世界の人々を理解するためには各地の歴史や習慣を知るべき。ならばと、長い歴史の中で祈りや祭りのためにあったものを集めようと考えた人たちがいました。それは今の言葉を借りれば、文化の多様性を認め、理解するということです。百年近くそんな活動をしてきた天理大学附属天理参考館のコレクションと、奈良国立博物館所蔵の仏教美術作品などを組み合わせる展覧会が開催中。
そこでコラムニストの辛酸なめ子さんが見たものは?
天理参考館や奈良国立博物館が所蔵する貴重なコレクションをもとに厳選された展示品が並ぶ、特別展「世界探検の旅」。文化の交流について考えさせられる興味深い展示で、世界のディープな風習にも引き込まれます。昨今「呪物」がブームですが、この会場にもそんなヴァイブスを放つアイテムがひしめいていました。

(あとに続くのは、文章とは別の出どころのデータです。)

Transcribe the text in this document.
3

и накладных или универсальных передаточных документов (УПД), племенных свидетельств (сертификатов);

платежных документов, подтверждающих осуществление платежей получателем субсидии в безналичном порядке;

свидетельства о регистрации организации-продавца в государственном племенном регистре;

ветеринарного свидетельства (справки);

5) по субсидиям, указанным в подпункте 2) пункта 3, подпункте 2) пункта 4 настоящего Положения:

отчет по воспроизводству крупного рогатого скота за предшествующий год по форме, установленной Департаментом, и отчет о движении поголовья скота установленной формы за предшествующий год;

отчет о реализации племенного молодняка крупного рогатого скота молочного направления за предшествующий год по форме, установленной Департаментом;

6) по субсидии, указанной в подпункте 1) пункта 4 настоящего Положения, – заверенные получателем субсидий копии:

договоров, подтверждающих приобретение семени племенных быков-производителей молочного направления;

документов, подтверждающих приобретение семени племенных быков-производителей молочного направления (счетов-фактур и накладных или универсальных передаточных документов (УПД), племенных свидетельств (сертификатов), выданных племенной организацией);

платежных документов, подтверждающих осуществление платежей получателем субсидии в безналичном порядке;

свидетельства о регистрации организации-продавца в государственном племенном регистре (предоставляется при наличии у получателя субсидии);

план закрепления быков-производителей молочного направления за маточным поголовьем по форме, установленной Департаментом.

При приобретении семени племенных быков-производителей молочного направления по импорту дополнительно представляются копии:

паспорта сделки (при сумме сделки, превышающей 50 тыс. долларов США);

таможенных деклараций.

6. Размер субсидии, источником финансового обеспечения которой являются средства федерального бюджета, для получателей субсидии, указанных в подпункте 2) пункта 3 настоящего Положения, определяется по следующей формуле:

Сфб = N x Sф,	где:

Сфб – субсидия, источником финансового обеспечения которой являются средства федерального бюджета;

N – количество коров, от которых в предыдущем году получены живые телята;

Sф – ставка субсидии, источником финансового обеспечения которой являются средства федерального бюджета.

「世界探検の旅—美と驚異の遺産—」展示風景 奈良国立博物館、2025年
《儀礼劇チャロナランの仮面 魔女ランダ》 《儀礼劇チャロナランの仮面 聖獣バロン・ケケット》 インドネシア、バリ島 20世紀前半 天理大学附属天理参考館蔵
精霊の仮面が並ぶコーナーも圧巻で、神と人とをつなぐ本気のクリエイティビティに目を奪われました。日本の妖怪にも通じるものがあります。

「世界探検の旅—美と驚異の遺産—」展示風景 奈良国立博物館、2025年
パプアニューギニアの仮面のうち、印象的だったのは精霊仮面「コヴァヴェ」。豚の霊魂を食べて生きる山に棲む精霊を模しているそうで、身に付けた瞬間、変性意識に導かれそうです。男子が成人となったとき、秘密結社への入社式で着用されます。

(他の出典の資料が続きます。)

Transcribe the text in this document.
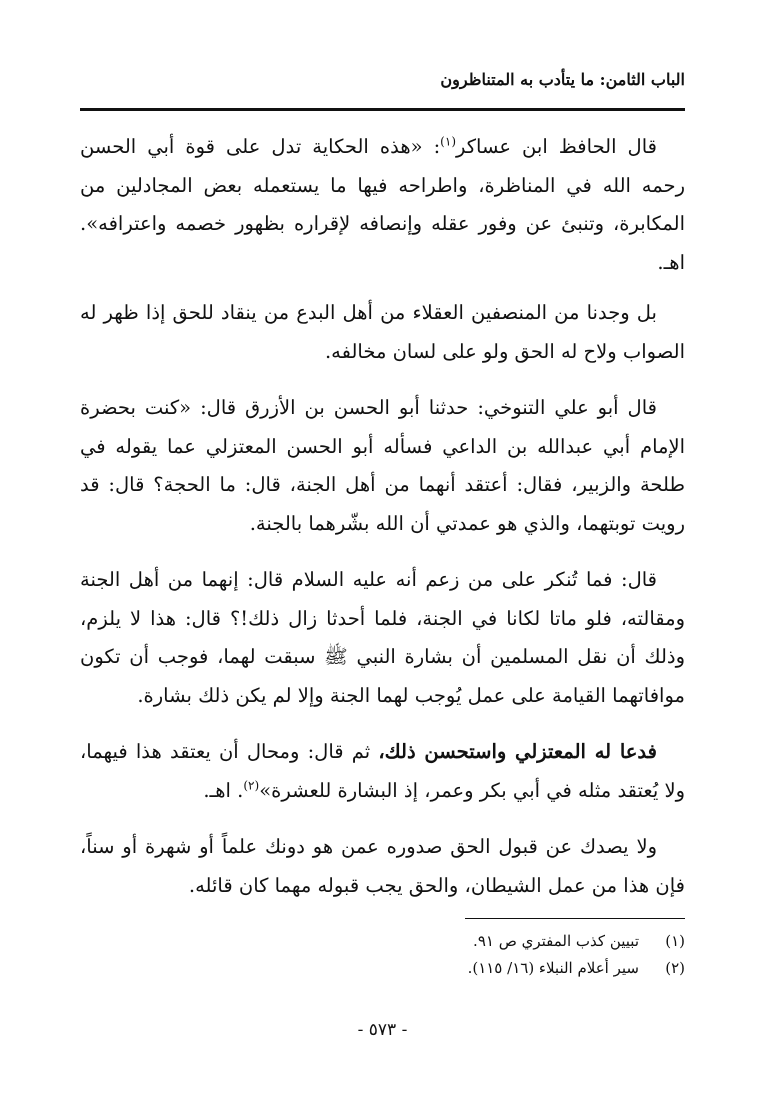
الباب الثامن: ما يتأدب به المتناظرون

قال الحافظ ابن عساكر$^{(١)}$: «هذه الحكاية تدل على قوة أبي الحسن رحمه الله في المناظرة، واطراحه فيها ما يستعمله بعض المجادلين من المكابرة، وتنبئ عن وفور عقله وإنصافه لإقراره بظهور خصمه واعترافه». اهـ.

بل وجدنا من المنصفين العقلاء من أهل البدع من ينقاد للحق إذا ظهر له الصواب ولاح له الحق ولو على لسان مخالفه.

قال أبو علي التنوخي: حدثنا أبو الحسن بن الأزرق قال: «كنت بحضرة الإمام أبي عبدالله بن الداعي فسأله أبو الحسن المعتزلي عما يقوله في طلحة والزبير، فقال: أعتقد أنهما من أهل الجنة، قال: ما الحجة؟ قال: قد رويت توبتهما، والذي هو عمدتي أن الله بشّرهما بالجنة.

قال: فما تُنكر على من زعم أنه عليه السلام قال: إنهما من أهل الجنة ومقالته، فلو ماتا لكانا في الجنة، فلما أحدثا زال ذلك!؟ قال: هذا لا يلزم، وذلك أن نقل المسلمين أن بشارة النبي ﷺ سبقت لهما، فوجب أن تكون موافاتهما القيامة على عمل يُوجب لهما الجنة وإلا لم يكن ذلك بشارة.

فدعا له المعتزلي واستحسن ذلك، ثم قال: ومحال أن يعتقد هذا فيهما، ولا يُعتقد مثله في أبي بكر وعمر، إذ البشارة للعشرة»$^{(٢)}$. اهـ.

ولا يصدك عن قبول الحق صدوره عمن هو دونك علماً أو شهرة أو سناً، فإن هذا من عمل الشيطان، والحق يجب قبوله مهما كان قائله.

(١)
تبيين كذب المفتري ص ٩١.
(٢)
سير أعلام النبلاء (١٦/ ١١٥).
- ٥٧٣ -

《精霊仮面「コヴァヴェ」》 パプアニューギニア、ニューギニア島 20世紀前半 天理大学附属天理参考館蔵
そしてひときわ妖気を放っていたのが、台湾原住民族、ブヌン族の《首狩りの刀》。日本統治時代まで首狩りの風習が残っていたそうで、まだ最近のものだと思うと呪物の残留思念も漂ってくるようです。首を狩りやすいような形で、柄が長いのは血しぶきを浴びない工夫でしょうか。まさにこの分野では「グッドデザイン賞」ものです。首狩り族の勇者の上衣「ルクス・カハ」も伝統的なストライプがおしゃれでした。

世界の儀式や風習にまつわるものは、この仮面や刀や限らず、デザインや色彩センスが優れていて、時代を経ても古びない普遍性を感じます。血なまぐさい風習は途絶えても、芸術性は受け継がれていってほしいです。

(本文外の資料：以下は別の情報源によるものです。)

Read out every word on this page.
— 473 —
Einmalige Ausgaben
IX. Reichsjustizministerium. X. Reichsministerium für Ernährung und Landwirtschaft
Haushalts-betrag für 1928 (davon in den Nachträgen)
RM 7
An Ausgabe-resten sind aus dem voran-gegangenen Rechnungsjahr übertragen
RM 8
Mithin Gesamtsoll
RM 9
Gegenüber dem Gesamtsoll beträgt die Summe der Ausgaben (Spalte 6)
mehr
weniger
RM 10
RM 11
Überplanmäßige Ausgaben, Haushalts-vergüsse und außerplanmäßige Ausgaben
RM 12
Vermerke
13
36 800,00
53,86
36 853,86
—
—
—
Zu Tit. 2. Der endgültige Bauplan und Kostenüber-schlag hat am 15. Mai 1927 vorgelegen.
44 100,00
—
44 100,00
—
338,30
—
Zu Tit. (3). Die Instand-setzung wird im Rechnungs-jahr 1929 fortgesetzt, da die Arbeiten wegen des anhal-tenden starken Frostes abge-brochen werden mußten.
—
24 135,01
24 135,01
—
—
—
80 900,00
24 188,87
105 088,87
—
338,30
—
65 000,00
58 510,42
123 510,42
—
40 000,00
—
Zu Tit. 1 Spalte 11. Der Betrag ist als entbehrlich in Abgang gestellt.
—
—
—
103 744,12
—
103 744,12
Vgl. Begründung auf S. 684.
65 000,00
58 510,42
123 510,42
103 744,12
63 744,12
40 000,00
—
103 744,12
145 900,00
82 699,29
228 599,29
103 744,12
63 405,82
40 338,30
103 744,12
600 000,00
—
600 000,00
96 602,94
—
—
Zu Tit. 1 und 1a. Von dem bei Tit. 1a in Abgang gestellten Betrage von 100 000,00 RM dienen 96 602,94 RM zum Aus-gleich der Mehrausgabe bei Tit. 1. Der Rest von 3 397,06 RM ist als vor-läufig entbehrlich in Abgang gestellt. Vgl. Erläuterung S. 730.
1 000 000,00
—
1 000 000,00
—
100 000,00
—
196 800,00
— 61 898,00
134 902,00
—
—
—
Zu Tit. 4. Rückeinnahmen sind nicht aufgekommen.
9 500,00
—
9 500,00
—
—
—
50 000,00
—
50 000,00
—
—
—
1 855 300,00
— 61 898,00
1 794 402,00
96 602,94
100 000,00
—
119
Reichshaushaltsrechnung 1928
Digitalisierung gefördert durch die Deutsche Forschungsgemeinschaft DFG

「世界探検の旅—美と驚異の遺産—」展示風景 奈良国立博物館、2025年
最後の展示室には、現地にもほぼ残されていない「北京の看板」、中国語で「幌子(ホァンツ)」と呼ばれる文字を描かない看板が並ぶ。まるで一点物のピクトグラム
今回の展示では、特設ショップも充実していました。世界各国の名産品や、雑誌『ムー』とのコラボグッズ。さらにプリクラまであって、カナダの《戦士の栄誉礼冠》、唐時代の《加彩鎮墓獣》などの顔ハメ写真が撮影できます。世界探検の旅の最後に、自分もその歴史の一部となることができました。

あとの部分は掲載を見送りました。